Pages

Tuesday, January 20, 2009

half-way point

It's January 20. Amost exactly two months since I started training for the Rome marathon, and I've got exactly two more months to go. This past Saturday, I ran 10 miles. (Double digits in sub-zero temps, can I get a woo hoo?! I think I may have hallucinated a polar bear or penguin or two). This Saturday I plan to run my first-ever half marathon!

When I first started, I knew it wouldn't just be about running the distance, or raising the money, but I had no idea what realizations would be in store. At this mid-way point, I wanted to share the biggest and the best ones I've come to know so far.

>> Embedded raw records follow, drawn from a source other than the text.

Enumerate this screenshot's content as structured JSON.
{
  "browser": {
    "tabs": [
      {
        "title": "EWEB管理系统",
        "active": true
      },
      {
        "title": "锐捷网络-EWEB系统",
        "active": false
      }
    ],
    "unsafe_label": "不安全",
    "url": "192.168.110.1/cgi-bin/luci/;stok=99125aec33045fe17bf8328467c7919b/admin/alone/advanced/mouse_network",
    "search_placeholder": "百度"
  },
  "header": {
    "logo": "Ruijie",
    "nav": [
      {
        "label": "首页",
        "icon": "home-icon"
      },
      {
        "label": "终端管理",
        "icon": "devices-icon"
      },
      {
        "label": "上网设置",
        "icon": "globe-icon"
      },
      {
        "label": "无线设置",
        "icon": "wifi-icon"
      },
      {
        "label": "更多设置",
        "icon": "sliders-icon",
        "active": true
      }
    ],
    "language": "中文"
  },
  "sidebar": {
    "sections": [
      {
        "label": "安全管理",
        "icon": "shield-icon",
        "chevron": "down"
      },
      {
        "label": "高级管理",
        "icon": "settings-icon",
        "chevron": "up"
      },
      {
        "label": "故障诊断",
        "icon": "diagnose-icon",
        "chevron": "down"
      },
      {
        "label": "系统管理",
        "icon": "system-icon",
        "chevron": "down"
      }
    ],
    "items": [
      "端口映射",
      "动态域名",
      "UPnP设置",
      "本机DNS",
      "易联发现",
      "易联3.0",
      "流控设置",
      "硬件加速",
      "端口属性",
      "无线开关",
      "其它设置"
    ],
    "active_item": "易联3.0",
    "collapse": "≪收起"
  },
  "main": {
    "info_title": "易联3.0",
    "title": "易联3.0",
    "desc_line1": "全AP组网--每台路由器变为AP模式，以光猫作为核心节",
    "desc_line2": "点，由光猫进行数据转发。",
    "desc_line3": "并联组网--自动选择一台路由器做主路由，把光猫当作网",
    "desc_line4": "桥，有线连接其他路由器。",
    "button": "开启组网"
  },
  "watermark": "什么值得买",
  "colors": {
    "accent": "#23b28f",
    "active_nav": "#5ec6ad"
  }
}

First of all, successfully completing a marathon has less to do with that first, initial big jump into the deep end, where you sign your life away and tell all your friends, and more to do with a collection of a million small choices along the way. This is true of any big goal. You make one choice, then another, then another, and before you know it, you're half way there. Another little secret: Most of the time, it's about choosing the hard choice. You brave through your fear of not knowing anyone on the team, and choose to smile and meet new people, over caving to social anxiety. You put on your running gear instead of staying in your work clothes and head out to Tuesday practice even though it might mean a little career suicide. You turn down a friend's party invite even though you could have met the love of your life there. You decide to get up at 6:30 AM on a Saturday in minus seven and run 10 miles instead of sleeping in. Pretty soon though, the collection of hard choices produces the result you desire. And even more surprisingly, the hard choices actually start to become the easier ones.

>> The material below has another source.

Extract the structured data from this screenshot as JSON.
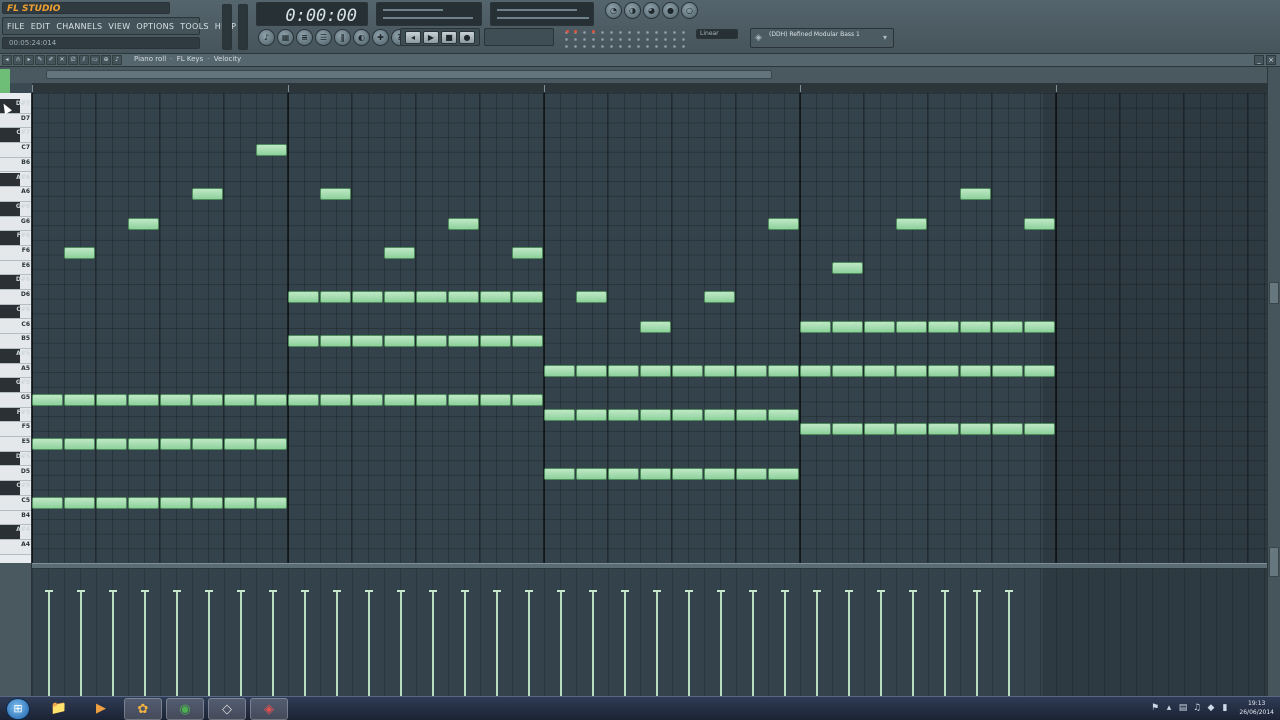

Secondly, achieving big, improbable goals boils down to looking at what is, not what isn't. Seeing the downhill not the uphill that comes before it. Hearing Kanye West's "Stronger" click onto your iPod, not your breathing getting heavier as you struggle through mile 6 or 7. Hearing the beautiful ring of a coach chearing, "looking good," not feeling the little pins of pain in your side as you stride by. Seeing visions of the Colosseum, not the $4,000 you have to make to get there, or the 16 extra miles your still have to run on top of the 10 you've clocked in. Being thankful for a body that is and always has been cancer-free and legs and lungs that help you go a little faster and farther each practice, not cursing it for being one of the slow ones.

Finally and most importantly, you learn that marathons are not run alone. And I don't mean a bunch of other people on the course. I may be the one out there putting one foot in front of the other, but throughout this journey, it's been the thousands of little words of encouragement, support and kindnesses from everyone I know (and many I just meet) that have carried me to this point. The thing sealing the deal on those hard choices isn't me. It's not some steel-cut determination or point to prove, it's all the people around me. It's the staggeringly generous but completely unexpected donation from a good family member that gets me out there one day. The friend who listens to me go on and on an on about these mini a-ha moments on another day. It's the coworker who tells me about her own marathon experiences and how great it was on another day. It's the guy at practice who hands me his last goo on another. It's the nice guy at the subway station who calls me beautiful and tells me to keep it up. It's the words of encouragement from runner friends in e-mails that pop into my inbox just as I'm about to give up. It's the donation from a long-ago work colleague or very sweet ex-boyfriend that reminds me to keep at it, and it's the story from a woman, one Saturday morning before practice, who tells us that after years and years of dating at age 33 she found her soulmate, her heart, and then two years later, he learns he has chronic myeloid leukemia. And that if this were 10 years ago, he wouldn't make it until his next birthday, but because of a miracle drug called Gleevec, invented only a few years back, he's now in remission and still hanging on, and that thanks to all us who've made it out there in the freezing cold, she still has her man.

I'll be running the marathon in body on March 22, but it's all of you, all of this, that will bring me there.